As Meduza has reported, Russia’s Central Election Commission is only letting candidates from parties represented in parliament (unlike Boris Nadezhdin) register for the election. While the Kremlin did seriously consider allowing a few candidates from smaller parties to run, hoping they would serve as spoilers to Putin’s better-known opponents, it ultimately decided against this strategy to prevent the race from becoming a “festival of no-names” after Communist Party leader Gennady Zyuganov and New People leader Alexey Nechayev declined to run.

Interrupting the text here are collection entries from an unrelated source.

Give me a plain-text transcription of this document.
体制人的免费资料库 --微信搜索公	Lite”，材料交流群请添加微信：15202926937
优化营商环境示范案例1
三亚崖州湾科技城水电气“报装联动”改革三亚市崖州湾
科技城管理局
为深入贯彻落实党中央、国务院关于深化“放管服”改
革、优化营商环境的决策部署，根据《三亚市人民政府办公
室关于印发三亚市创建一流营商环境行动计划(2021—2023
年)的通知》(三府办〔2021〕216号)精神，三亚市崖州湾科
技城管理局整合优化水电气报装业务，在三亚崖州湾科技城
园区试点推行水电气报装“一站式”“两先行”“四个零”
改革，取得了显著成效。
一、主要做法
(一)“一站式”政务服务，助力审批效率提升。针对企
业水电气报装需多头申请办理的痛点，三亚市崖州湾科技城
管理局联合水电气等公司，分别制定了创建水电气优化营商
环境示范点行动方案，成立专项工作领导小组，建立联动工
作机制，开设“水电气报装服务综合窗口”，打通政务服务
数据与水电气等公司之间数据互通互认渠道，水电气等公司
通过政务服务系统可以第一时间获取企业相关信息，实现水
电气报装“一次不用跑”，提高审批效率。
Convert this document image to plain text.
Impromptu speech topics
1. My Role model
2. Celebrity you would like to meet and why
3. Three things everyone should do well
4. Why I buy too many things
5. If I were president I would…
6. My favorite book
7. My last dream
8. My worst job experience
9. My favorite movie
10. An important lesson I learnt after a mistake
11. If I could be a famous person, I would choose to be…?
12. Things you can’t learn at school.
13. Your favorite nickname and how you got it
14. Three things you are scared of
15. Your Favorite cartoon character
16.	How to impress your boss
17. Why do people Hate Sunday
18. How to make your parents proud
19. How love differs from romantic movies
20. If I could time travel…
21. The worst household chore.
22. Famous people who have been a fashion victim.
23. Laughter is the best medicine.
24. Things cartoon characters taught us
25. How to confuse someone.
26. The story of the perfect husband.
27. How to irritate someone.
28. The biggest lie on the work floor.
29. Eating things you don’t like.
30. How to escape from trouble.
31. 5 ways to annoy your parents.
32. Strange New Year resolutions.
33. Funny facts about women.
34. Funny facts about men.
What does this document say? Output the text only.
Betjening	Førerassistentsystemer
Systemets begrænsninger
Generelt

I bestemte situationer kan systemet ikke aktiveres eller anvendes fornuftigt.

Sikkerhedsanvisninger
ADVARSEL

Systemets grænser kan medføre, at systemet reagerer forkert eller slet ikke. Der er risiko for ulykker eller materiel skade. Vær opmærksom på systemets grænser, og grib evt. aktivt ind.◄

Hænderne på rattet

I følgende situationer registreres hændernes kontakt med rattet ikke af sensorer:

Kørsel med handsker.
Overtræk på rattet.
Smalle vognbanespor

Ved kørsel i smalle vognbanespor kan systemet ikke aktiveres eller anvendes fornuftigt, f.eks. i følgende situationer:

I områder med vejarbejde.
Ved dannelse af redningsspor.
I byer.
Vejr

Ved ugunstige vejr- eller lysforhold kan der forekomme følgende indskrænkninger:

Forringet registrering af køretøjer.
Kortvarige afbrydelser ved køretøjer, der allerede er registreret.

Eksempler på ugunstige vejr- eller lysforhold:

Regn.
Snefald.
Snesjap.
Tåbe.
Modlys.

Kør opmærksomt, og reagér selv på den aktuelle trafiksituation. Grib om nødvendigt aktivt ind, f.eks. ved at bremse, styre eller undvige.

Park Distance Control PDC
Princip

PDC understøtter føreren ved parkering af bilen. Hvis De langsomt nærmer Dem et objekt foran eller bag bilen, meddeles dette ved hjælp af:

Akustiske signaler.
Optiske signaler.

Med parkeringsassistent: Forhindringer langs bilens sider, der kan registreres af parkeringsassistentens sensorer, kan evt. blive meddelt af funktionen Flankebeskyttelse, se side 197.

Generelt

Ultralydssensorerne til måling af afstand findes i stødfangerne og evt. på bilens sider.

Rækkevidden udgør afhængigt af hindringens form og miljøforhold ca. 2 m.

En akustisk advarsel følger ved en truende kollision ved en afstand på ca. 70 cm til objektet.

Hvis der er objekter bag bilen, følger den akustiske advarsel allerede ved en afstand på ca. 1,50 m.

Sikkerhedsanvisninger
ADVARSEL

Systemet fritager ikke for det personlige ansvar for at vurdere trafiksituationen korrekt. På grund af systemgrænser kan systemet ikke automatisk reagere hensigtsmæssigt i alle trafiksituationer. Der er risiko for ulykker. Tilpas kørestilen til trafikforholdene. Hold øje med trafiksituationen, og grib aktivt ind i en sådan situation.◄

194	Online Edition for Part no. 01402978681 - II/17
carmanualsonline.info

With the Nadezhdin situation behind it, the Putin administration expects campaign season to be calm going forward. It doesn’t expect the CEC’s refusal to register Nadezhdin to spark any protests; one source said the “demobilization of this part of the electorate” will be the likely outcome. Meduza’s sources also said many of Nadezhdin’s supporters may end up voting for New People candidate Vladislav Davankov, who is “not pushing for war” in comparison to his opponents (though he has been very careful with his statements).
At the same time, one political consultant who works with the Putin administration told Meduza that the Kremlin effectively has no communication with Russians who don’t support the war (security forces generally do this instead) — and that this could become a problem in the future. “The mood [among these people] will be similar to the eve of the 2011 Bolotnaya Square [protests]: we have a certain opinion, and nobody is representing it or taking it into account. But who knows what this will turn into? Definitely not protests right now, or even right after the elections,” he said.
Boris Nadezhdin himself has said in the past that if the CEC refused to register his candidacy, his supporters would not hold “any Maidan [protests].” Instead, he said, he would challenge the refusal in court. On Thursday morning, he reiterated this promise, writing on Telegram: “Running for president in 2024 is the most important political decision of my lifetime. I’m not backing down from my intentions.”